Sejak jaman prasejarah bahkan setelah hadirnya Islam, sifat-sifat hewan sering dijadikan simbol. Tapi tidak selalu negatif, seperti misalnya gelar Sayidina Umar bin Khattab yang digelari “Singa padang pasir”. Ada Abu Hurairah (bapaknya Kucing) dan lain sebagainya.
Dalam Al Qur’an Allah Subhanahu wa Ta’ala mengumpamakan orang-orang yang lalai dengan “binatang ternak”
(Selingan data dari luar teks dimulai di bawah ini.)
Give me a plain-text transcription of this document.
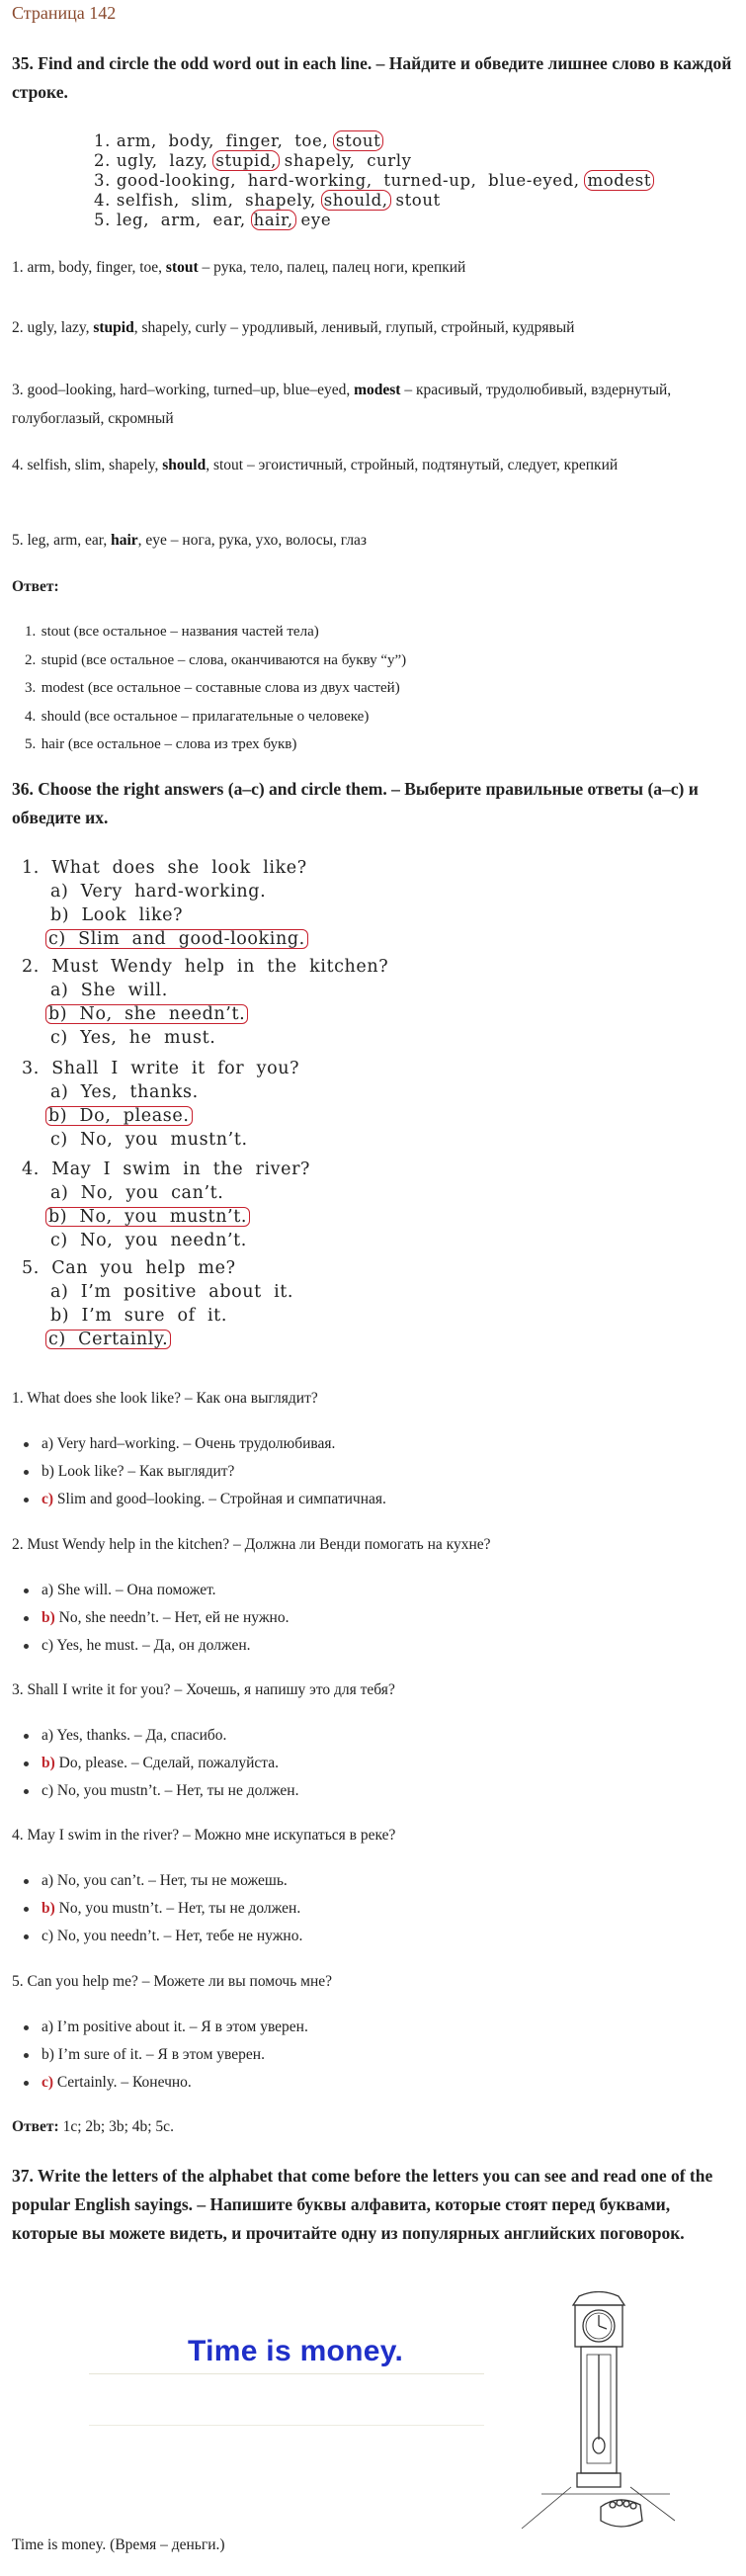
Страница 142
35. Find and circle the odd word out in each line. – Найдите и обведите лишнее слово в каждой строке.
1. arm,  body,  finger,  toe, stout
2. ugly,  lazy, stupid, shapely,  curly
3. good-looking,  hard-working,  turned-up,  blue-eyed, modest
4. selfish,  slim,  shapely, should, stout
5. leg,  arm,  ear, hair, eye
1. arm, body, finger, toe, stout – рука, тело, палец, палец ноги, крепкий
2. ugly, lazy, stupid, shapely, curly – уродливый, ленивый, глупый, стройный, кудрявый
3. good–looking, hard–working, turned–up, blue–eyed, modest – красивый, трудолюбивый, вздернутый, голубоглазый, скромный
4. selfish, slim, shapely, should, stout – эгоистичный, стройный, подтянутый, следует, крепкий
5. leg, arm, ear, hair, eye – нога, рука, ухо, волосы, глаз
Ответ:
1. stout (все остальное – названия частей тела)
2. stupid (все остальное – слова, оканчиваются на букву “у”)
3. modest (все остальное – составные слова из двух частей)
4. should (все остальное – прилагательные о человеке)
5. hair (все остальное – слова из трех букв)
36. Choose the right answers (a–c) and circle them. – Выберите правильные ответы (a–c) и обведите их.
1.  What  does  she  look  like?
a)  Very  hard-working.
b)  Look  like?
c)  Slim  and  good-looking.
2.  Must  Wendy  help  in  the  kitchen?
a)  She  will.
b)  No,  she  needn’t.
c)  Yes,  he  must.
3.  Shall  I  write  it  for  you?
a)  Yes,  thanks.
b)  Do,  please.
c)  No,  you  mustn’t.
4.  May  I  swim  in  the  river?
a)  No,  you  can’t.
b)  No,  you  mustn’t.
c)  No,  you  needn’t.
5.  Can  you  help  me?
a)  I’m  positive  about  it.
b)  I’m  sure  of  it.
c)  Certainly.
1. What does she look like? – Как она выглядит?
a) Very hard–working. – Очень трудолюбивая.
b) Look like? – Как выглядит?
c) Slim and good–looking. – Стройная и симпатичная.
2. Must Wendy help in the kitchen? – Должна ли Венди помогать на кухне?
a) She will. – Она поможет.
b) No, she needn’t. – Нет, ей не нужно.
c) Yes, he must. – Да, он должен.
3. Shall I write it for you? – Хочешь, я напишу это для тебя?
a) Yes, thanks. – Да, спасибо.
b) Do, please. – Сделай, пожалуйста.
c) No, you mustn’t. – Нет, ты не должен.
4. May I swim in the river? – Можно мне искупаться в реке?
a) No, you can’t. – Нет, ты не можешь.
b) No, you mustn’t. – Нет, ты не должен.
c) No, you needn’t. – Нет, тебе не нужно.
5. Can you help me? – Можете ли вы помочь мне?
a) I’m positive about it. – Я в этом уверен.
b) I’m sure of it. – Я в этом уверен.
c) Certainly. – Конечно.
Ответ: 1c; 2b; 3b; 4b; 5c.
37. Write the letters of the alphabet that come before the letters you can see and read one of the popular English sayings. – Напишите буквы алфавита, которые стоят перед буквами, которые вы можете видеть, и прочитайте одну из популярных английских поговорок.
Time is money.
Time is money. (Время – деньги.)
وَلَقَدْ ذَرَأْنَا لِجَهَنَّمَ كَثِيرًا مِّنَ الْجِنِّ وَالإِنسِ لَهُمْ قُلُوبٌ لاَّ يَفْقَهُونَ بِهَا وَلَهُمْ أَعْيُنٌ لاَّ يُبْصِرُونَ بِهَا وَلَهُمْ آذَانٌ لاَّ يَسْمَعُونَ بِهَا أُوْلَئِكَ كَالأَنْعَامِ بَلْ هُمْ أَضَلُّ أُوْلَئِكَ هُمُ الْغَافِلُونَ
“Dan sesungguhnya Kami jadikan untuk isi neraka Jahanam kebanyakan dari jin dan manusia, mereka mempunyai hati, tetapi tidak dipergunakannya untuk memahami (ayat-ayat Allah) dan mereka mempunyai mata (tetapi) tidak dipergunakannya untuk melihat (tanda-tanda kekuasaan Allah), dan mereka mempunyai telinga (tetapi) tidak dipergunakannya untuk mendengar (ayat-ayat Allah). Mereka itu sebagai binatang ternak, bahkan mereka lebih sesat lagi. Mereka itulah orang-orang yang lalai.”(QS. Al-A’raaf: 179)
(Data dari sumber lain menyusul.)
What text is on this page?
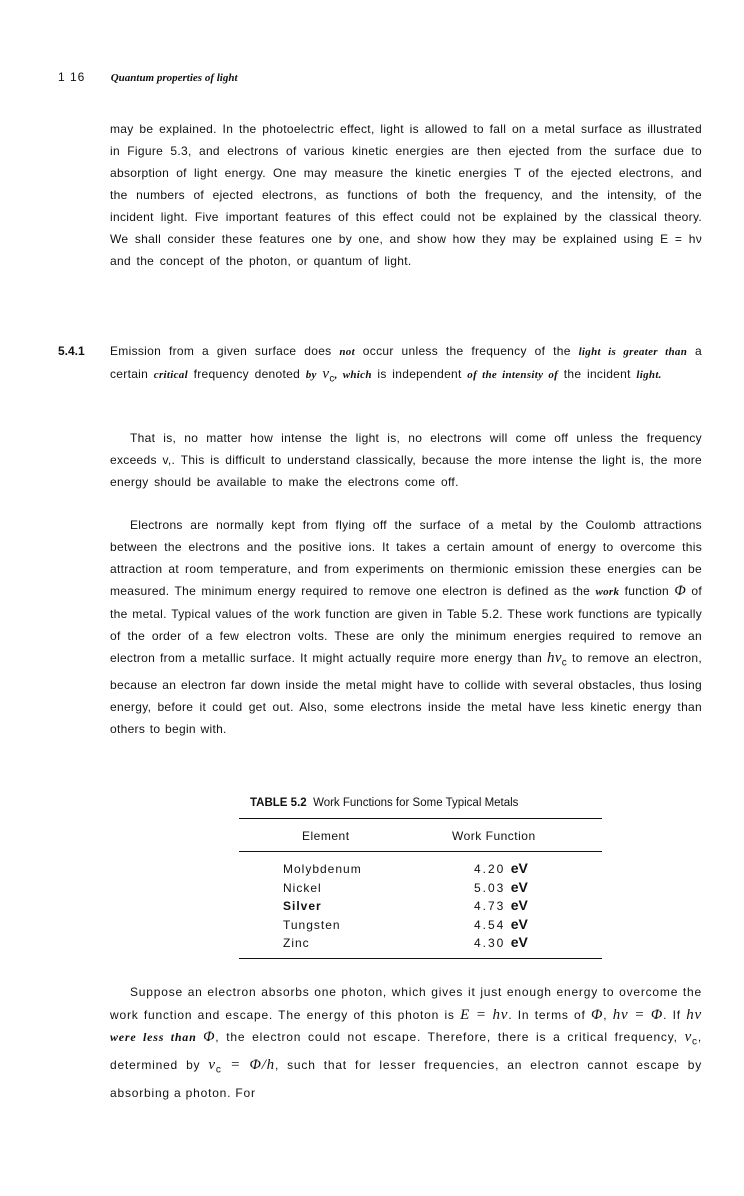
1 16 Quantum properties of light
may be explained. In the photoelectric effect, light is allowed to fall on a metal surface as illustrated in Figure 5.3, and electrons of various kinetic energies are then ejected from the surface due to absorption of light energy. One may measure the kinetic energies T of the ejected electrons, and the numbers of ejected electrons, as functions of both the frequency, and the intensity, of the incident light. Five important features of this effect could not be explained by the classical theory. We shall consider these features one by one, and show how they may be explained using E = hν and the concept of the photon, or quantum of light.
5.4.1 Emission from a given surface does not occur unless the frequency of the light is greater than a certain critical frequency denoted by $\nu_c$, which is independent of the intensity of the incident light.
That is, no matter how intense the light is, no electrons will come off unless the frequency exceeds v,. This is difficult to understand classically, because the more intense the light is, the more energy should be available to make the electrons come off.
Electrons are normally kept from flying off the surface of a metal by the Coulomb attractions between the electrons and the positive ions. It takes a certain amount of energy to overcome this attraction at room temperature, and from experiments on thermionic emission these energies can be measured. The minimum energy required to remove one electron is defined as the work function Φ of the metal. Typical values of the work function are given in Table 5.2. These work functions are typically of the order of a few electron volts. These are only the minimum energies required to remove an electron from a metallic surface. It might actually require more energy than $h\nu_c$ to remove an electron, because an electron far down inside the metal might have to collide with several obstacles, thus losing energy, before it could get out. Also, some electrons inside the metal have less kinetic energy than others to begin with.
TABLE 5.2 Work Functions for Some Typical Metals
Element	Work Function
Molybdenum	4.20 eV
Nickel	5.03 eV
Silver	4.73 eV
Tungsten	4.54 eV
Zinc	4.30 eV
Suppose an electron absorbs one photon, which gives it just enough energy to overcome the work function and escape. The energy of this photon is E = hν. In terms of Φ, hν = Φ. If hν were less than Φ, the electron could not escape. Therefore, there is a critical frequency, $\nu_c$, determined by $\nu_c = \Phi/h$, such that for lesser frequencies, an electron cannot escape by absorbing a photon. For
Namun memang dalam tradisi umat manusia kadang sifat buruk seseorang diumpamakan juga dengan binatang seperti “bagai musang berbulu domba” atau yang kemaring ramai menjelang pemilu “cebong dan kampret”. Biasanya perumpamaan binatang kepada manusia adalah dalam konteks “sifat” atau “tabiat” nya.